Top medical journal MedIA丨YoloCureSeg: weakly labeled curve structure segmentation algorithm using a single noise skeleton

Click on the card below to follow the " CVer " public account

AI/CV heavy-duty information, delivered as soon as possible

Click to enter—> [Medical Imaging and Transformer] Exchange Group

Reply in the background of CVer WeChat public account: YoloCureSeg, you can download the pdf and code of this paper

Authors of this article丨Lin Li, Tang Xiaoying

5d8c7c759f05f691373ea675fd0ad1f7.png

01

Introduction

The International Conference on Medical Imaging and Computer-Aided Diagnosis (MICAD) today introduces to you the latest paper published in MedIA (Medical Image Analysis) magazine by the team of Professor Tang Xiaoying from Southern University of Science and Technology and the team of Professor Kenneth KY Wong from the University of Hong Kong . YoloCurvSeg: You only label one noisy skeleton for vessel-style curvilinear structure segmentation” .

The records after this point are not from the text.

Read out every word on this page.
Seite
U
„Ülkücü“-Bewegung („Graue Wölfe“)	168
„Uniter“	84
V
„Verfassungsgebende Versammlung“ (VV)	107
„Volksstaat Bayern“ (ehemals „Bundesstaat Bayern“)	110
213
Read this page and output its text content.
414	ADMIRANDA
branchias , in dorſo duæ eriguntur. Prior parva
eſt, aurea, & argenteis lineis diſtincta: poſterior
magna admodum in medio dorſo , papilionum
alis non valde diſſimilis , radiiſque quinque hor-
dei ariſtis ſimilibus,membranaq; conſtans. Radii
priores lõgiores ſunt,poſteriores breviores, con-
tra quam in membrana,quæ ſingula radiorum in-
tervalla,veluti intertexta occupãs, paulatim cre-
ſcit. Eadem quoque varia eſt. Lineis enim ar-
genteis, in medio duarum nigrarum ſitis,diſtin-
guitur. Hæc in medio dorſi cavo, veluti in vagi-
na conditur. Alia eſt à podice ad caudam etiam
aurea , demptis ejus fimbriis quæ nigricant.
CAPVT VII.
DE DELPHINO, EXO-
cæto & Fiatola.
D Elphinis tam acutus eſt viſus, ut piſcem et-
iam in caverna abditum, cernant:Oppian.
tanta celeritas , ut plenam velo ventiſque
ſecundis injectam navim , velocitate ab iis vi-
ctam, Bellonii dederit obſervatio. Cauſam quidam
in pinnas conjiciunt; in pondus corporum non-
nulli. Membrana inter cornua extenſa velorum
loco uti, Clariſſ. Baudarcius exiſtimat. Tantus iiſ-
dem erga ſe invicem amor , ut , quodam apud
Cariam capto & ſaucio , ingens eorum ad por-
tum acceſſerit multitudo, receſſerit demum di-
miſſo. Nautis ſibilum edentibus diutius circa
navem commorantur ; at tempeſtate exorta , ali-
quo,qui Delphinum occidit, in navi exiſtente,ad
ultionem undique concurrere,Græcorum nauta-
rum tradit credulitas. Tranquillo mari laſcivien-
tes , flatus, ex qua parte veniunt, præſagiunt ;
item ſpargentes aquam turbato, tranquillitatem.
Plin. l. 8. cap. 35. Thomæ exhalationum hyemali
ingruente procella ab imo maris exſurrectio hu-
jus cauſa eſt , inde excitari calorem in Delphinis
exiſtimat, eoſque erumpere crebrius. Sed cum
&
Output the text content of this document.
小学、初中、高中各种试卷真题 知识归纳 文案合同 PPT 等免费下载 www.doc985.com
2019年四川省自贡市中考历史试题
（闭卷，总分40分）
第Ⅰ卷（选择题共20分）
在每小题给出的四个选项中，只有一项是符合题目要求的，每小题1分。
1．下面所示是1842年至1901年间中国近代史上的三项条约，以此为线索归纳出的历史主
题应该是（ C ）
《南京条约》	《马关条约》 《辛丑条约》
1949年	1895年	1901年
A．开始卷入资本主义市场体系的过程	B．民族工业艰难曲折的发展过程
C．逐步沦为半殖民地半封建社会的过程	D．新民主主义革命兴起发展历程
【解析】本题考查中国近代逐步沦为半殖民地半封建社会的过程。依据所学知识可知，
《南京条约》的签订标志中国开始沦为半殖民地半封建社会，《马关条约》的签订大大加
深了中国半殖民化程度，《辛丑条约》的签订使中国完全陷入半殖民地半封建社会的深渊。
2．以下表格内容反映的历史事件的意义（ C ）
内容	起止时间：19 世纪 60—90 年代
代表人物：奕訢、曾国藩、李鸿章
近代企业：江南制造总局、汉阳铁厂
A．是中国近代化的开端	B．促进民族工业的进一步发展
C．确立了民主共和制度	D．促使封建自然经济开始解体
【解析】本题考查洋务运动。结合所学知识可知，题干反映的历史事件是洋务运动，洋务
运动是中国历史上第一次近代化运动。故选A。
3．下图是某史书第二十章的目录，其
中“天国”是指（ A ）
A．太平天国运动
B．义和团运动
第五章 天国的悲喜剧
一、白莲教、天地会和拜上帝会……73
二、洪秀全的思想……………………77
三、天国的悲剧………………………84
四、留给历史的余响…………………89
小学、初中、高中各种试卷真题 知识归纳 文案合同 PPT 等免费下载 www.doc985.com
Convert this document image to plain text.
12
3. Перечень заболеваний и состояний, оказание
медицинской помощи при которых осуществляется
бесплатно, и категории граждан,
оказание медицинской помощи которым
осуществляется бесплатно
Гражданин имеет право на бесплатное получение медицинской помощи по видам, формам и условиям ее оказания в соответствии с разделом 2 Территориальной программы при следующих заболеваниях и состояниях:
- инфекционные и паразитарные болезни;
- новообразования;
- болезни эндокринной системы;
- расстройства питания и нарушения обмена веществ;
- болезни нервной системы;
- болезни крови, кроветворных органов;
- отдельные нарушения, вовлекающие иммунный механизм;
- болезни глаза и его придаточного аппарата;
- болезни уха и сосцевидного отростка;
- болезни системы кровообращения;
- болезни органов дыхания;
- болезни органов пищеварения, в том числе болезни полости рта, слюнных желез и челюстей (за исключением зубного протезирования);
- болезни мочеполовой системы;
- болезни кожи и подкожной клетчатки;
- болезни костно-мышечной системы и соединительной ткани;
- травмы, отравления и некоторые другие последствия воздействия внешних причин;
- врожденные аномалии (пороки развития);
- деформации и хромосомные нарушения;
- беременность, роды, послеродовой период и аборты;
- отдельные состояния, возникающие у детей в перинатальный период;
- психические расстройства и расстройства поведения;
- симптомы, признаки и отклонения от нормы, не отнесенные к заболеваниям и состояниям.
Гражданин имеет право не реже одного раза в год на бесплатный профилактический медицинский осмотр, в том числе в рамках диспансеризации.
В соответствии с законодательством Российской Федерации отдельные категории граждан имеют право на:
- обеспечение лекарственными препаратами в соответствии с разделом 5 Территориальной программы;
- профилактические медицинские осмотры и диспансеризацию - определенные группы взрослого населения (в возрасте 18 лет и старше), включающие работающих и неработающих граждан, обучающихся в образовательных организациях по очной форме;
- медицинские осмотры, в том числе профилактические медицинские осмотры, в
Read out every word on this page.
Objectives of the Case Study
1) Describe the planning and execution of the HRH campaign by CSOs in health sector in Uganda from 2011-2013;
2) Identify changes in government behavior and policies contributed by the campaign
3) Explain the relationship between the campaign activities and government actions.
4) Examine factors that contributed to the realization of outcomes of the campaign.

Weakly-supervised learning (WSL) uses sparse granularity (i.e., points, boxes, graffiti) supervision to train semantic segmentation networks, which can greatly alleviate the contradiction between data annotation cost and model performance, and has been used in images Segmentation domains show good performance. However, due to limited supervision signals, this remains a very challenging task, especially when only a few labeled samples are available. In addition, almost all existing WSL segmentation methods are designed for star-shaped structures (such as organs, etc.), which are very different from curved structures such as blood vessels and nerves. This paper proposes a new sparsely labeled curve structure segmentation framework YoloCurvSeg.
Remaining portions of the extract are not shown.